Text Wizard—Step 6. This is the final step of the Text Wizard. You can save
your specifications in a file for use when importing similar text data files.
You can also paste the syntax generated by the Text Wizard into a syntax
Press the "Finish" button to complete the text import Wizard.
The data will appear in SPSS and will be ready to analyze.1
Data Transformation. After you transport the data into SPSS, you will need to
transform some of the variables into numeric values for statistical analysis.
This section describes how to recode string (alphanumeric) variables. You can
recode variables using the "Automatic Recode" function or by manually
transforming the data into the "Same Variable" or into "Different Variables."
Transforming data into numeric values will allow you to conduct more
sophisticated statistical analysis on the data.
Automatic Recode. "Automatic Recode" converts string and numeric values into consecutive integers. String values are recoded in alphabetical order, with
uppercase letters preceding their lowercase counterparts.
To automatically recode variables, go to the menu and choose "Transform." Then
choose "Automatic Recode." You will need to specify the variables to be recoded
and the new name of the variables. You will also need to identify whether you
want the data to start recoding from the lowest value or the highest value.

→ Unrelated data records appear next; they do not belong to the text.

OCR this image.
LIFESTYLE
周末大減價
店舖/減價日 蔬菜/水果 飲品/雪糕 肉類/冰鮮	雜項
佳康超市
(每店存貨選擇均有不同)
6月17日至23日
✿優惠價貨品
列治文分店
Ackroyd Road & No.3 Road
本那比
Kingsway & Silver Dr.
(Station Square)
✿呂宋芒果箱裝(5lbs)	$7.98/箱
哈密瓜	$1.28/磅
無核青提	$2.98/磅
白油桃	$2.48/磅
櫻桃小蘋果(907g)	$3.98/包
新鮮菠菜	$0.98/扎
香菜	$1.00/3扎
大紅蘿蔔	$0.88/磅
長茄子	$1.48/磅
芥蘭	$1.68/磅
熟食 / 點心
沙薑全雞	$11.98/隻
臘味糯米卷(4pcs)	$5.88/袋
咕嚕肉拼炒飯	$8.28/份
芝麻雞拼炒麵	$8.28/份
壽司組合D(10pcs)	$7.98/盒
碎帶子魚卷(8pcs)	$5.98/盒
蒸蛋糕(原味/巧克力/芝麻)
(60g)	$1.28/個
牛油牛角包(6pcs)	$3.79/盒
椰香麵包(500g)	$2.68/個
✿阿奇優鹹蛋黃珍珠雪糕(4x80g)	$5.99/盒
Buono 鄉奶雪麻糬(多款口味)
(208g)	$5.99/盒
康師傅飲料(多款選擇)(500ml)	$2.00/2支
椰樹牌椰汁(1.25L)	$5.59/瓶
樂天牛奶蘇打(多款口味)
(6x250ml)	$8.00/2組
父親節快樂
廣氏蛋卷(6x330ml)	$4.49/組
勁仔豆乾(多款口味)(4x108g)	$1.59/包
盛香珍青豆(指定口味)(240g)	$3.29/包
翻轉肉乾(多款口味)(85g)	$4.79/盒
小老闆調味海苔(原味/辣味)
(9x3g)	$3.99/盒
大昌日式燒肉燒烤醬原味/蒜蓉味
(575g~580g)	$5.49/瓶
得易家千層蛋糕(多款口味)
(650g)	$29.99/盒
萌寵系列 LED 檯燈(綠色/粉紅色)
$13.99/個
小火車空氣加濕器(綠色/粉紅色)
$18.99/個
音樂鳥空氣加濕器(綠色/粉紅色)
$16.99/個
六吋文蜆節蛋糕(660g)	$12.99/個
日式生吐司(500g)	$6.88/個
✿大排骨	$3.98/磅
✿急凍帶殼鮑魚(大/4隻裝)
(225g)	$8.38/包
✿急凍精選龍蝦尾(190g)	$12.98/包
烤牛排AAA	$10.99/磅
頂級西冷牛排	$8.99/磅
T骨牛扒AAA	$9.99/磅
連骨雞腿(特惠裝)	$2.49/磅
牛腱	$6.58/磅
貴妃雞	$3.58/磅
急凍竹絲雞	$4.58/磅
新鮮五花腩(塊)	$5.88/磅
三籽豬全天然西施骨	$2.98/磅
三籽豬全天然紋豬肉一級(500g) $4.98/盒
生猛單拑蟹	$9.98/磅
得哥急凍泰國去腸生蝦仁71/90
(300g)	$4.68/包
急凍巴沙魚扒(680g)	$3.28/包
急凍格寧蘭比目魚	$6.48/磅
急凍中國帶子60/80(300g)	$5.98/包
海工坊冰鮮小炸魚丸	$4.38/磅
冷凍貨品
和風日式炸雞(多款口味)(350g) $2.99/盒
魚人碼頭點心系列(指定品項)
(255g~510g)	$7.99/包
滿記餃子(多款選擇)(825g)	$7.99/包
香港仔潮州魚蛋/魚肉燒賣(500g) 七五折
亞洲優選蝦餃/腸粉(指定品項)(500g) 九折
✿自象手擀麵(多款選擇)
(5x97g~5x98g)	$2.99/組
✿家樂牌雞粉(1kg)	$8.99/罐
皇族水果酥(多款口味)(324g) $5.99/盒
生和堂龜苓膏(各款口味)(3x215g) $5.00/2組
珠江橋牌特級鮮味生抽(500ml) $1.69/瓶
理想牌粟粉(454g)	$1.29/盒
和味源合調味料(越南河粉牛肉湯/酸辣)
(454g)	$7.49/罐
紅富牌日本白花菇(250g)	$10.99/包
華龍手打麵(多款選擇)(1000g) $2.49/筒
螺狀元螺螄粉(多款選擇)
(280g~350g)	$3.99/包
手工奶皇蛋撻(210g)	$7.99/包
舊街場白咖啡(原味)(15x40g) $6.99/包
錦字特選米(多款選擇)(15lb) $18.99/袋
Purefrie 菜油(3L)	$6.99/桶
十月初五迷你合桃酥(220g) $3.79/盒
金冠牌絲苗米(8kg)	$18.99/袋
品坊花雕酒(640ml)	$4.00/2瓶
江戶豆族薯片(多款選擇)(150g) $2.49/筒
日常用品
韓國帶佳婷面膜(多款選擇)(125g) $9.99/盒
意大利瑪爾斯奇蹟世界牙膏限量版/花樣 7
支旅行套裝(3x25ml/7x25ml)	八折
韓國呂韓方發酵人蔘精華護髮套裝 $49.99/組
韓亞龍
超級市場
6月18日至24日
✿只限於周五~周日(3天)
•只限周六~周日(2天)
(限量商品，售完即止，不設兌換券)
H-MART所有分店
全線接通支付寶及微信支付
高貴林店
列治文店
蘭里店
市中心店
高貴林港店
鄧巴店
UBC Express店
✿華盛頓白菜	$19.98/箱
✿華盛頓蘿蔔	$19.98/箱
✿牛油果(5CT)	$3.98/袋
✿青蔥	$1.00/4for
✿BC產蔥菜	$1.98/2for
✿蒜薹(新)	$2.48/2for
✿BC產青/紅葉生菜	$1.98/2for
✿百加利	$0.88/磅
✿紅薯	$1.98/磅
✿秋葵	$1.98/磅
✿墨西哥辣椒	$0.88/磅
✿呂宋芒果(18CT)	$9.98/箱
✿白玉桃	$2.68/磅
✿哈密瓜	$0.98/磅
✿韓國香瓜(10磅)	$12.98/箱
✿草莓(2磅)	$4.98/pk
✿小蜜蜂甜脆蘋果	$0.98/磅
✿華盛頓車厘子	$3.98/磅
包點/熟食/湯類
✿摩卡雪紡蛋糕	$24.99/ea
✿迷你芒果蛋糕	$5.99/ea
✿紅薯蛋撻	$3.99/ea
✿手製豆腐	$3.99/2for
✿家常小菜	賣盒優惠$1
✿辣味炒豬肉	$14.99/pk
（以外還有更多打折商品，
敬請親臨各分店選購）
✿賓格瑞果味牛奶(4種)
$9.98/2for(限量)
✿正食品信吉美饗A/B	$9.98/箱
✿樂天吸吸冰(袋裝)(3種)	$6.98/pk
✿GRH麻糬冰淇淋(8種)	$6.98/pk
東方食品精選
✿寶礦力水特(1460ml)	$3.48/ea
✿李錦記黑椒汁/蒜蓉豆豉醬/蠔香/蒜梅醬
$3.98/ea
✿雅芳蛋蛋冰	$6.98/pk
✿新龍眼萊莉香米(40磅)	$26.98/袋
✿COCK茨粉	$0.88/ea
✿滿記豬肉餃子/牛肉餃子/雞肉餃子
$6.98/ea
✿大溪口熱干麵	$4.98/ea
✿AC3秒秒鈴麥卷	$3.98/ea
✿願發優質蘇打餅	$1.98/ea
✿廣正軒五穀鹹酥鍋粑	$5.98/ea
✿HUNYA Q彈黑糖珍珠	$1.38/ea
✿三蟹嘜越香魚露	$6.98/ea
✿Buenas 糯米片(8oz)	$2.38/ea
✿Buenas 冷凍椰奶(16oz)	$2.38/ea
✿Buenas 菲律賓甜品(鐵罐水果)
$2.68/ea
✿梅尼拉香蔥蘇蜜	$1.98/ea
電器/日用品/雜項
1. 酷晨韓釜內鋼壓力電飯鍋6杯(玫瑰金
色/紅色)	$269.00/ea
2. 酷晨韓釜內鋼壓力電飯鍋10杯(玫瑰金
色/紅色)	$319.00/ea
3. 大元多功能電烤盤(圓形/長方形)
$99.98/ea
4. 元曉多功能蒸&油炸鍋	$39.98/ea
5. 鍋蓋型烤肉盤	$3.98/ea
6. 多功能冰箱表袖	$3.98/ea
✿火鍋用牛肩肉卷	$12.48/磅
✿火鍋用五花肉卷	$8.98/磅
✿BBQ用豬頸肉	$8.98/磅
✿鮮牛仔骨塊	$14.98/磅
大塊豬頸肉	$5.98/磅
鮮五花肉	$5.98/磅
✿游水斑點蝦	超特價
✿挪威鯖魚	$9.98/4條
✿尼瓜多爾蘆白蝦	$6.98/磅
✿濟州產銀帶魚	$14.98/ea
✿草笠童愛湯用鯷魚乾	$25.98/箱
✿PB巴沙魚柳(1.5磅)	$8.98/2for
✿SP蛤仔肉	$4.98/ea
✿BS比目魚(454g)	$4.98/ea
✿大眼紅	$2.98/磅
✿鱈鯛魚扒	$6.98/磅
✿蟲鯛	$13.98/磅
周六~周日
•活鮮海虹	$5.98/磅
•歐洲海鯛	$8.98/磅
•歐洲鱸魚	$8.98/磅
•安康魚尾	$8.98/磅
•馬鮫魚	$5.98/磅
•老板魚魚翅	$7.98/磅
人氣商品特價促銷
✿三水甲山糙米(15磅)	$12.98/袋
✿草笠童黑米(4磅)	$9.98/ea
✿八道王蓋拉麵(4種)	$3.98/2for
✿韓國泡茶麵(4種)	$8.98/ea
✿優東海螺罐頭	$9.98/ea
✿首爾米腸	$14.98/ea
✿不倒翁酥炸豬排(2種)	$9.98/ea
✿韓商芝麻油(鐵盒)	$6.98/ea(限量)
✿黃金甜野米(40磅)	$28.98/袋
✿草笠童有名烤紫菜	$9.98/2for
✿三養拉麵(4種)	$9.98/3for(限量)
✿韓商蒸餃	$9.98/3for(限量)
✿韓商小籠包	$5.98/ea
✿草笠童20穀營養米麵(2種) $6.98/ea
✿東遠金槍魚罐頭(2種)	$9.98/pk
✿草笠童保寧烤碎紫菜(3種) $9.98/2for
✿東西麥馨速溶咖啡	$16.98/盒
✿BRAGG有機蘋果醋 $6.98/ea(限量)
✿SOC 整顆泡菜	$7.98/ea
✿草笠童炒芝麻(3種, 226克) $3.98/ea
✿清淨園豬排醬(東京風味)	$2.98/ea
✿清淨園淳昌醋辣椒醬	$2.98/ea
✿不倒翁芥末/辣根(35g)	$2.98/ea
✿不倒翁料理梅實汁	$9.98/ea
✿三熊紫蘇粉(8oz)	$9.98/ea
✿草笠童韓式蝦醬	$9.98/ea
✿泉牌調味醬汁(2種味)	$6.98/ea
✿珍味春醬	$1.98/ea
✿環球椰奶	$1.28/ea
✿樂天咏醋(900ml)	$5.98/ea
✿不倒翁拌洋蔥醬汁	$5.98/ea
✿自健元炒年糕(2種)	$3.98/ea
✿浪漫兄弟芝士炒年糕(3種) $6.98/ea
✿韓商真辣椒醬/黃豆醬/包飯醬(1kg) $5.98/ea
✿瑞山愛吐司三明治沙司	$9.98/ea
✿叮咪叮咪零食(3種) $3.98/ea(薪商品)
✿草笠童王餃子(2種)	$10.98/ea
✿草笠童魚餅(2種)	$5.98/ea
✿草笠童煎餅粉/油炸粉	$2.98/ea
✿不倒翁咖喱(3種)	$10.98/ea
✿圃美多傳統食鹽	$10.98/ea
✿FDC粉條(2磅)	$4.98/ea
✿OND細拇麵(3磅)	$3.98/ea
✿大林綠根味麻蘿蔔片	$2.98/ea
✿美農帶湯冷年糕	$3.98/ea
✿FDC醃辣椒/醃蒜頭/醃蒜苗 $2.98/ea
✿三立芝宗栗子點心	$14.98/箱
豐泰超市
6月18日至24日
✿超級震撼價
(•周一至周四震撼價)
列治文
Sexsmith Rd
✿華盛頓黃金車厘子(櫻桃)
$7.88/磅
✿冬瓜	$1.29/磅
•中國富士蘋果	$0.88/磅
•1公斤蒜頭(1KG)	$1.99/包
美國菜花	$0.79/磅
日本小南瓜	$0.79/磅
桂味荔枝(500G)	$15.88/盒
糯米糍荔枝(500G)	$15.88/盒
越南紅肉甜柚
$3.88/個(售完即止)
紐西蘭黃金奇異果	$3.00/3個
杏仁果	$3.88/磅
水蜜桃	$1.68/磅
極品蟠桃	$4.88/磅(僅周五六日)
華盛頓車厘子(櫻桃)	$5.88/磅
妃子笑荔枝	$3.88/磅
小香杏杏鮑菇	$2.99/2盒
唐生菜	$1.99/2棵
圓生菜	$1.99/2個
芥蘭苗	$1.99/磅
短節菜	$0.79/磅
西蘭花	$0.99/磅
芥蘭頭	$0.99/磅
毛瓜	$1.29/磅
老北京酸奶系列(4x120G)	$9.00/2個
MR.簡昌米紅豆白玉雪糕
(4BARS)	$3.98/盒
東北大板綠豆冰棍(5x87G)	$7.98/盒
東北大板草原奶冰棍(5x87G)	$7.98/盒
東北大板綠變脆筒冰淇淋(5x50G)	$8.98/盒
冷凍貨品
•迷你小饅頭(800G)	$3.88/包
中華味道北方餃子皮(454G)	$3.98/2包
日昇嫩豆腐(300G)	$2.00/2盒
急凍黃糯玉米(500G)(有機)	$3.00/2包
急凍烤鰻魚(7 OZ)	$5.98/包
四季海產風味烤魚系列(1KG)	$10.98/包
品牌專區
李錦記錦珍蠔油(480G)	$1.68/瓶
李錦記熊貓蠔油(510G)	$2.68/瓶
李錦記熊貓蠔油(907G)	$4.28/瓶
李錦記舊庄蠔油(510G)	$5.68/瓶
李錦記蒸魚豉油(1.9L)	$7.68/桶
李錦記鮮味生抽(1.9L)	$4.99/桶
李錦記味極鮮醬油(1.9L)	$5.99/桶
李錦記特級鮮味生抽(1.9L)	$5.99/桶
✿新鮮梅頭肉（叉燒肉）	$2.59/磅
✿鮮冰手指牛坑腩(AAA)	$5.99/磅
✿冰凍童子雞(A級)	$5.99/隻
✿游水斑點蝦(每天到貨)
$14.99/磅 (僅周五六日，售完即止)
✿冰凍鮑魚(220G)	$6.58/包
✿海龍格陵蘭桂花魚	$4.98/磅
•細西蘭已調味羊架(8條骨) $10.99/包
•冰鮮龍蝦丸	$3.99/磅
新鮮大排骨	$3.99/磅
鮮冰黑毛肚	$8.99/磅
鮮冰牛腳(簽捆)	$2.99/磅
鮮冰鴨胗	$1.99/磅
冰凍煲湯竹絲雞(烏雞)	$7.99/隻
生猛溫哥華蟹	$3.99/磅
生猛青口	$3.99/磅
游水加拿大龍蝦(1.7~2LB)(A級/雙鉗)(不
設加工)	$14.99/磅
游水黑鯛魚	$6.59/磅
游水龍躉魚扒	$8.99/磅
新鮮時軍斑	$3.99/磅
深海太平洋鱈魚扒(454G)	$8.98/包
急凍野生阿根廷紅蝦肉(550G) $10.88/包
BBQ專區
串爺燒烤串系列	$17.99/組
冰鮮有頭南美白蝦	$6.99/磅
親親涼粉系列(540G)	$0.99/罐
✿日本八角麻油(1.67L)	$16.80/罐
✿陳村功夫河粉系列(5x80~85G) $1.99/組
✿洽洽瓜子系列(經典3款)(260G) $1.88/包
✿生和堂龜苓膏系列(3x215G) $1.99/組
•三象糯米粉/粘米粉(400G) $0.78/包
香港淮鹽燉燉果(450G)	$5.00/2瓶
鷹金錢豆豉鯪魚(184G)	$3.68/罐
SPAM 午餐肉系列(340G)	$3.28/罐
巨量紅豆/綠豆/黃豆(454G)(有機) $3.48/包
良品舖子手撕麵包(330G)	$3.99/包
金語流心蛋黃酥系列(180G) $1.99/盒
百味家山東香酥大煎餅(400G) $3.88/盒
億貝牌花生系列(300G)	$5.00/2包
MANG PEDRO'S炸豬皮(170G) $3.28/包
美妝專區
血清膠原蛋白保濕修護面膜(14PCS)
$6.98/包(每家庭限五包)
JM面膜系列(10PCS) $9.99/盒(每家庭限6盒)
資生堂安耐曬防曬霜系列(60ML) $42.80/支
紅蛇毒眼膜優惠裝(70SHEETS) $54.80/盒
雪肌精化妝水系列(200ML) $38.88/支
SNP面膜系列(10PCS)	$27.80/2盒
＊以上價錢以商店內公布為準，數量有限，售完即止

Recode into Same Variables. You can recode data into the same variables (the same
row), which will reassign the values of existing variables or collapse ranges
of existing values into new values. For example, you can recode a "True"
response to be 1, and a "False" response to be 2 for easier analysis. It is
important to make note of the original question response and the value you
assign to each response for analysis of the data.
To transform data, go to the menu and choose "Transform," then choose "Recode," and then choose "Into Same Variables." Select the variables you want to recode.
Recode into Different Variables. You can also recode into different variables,
which will reassign the values of existing variables or collapse ranges of
existing values into new values for a new variable. This function allows you to
keep the old variable and create a new variable with numeric values.
To transform data, go to the menu and choose "Transform," then choose "Recode," and then choose "Into Different Variables." Select the variables you want to recode.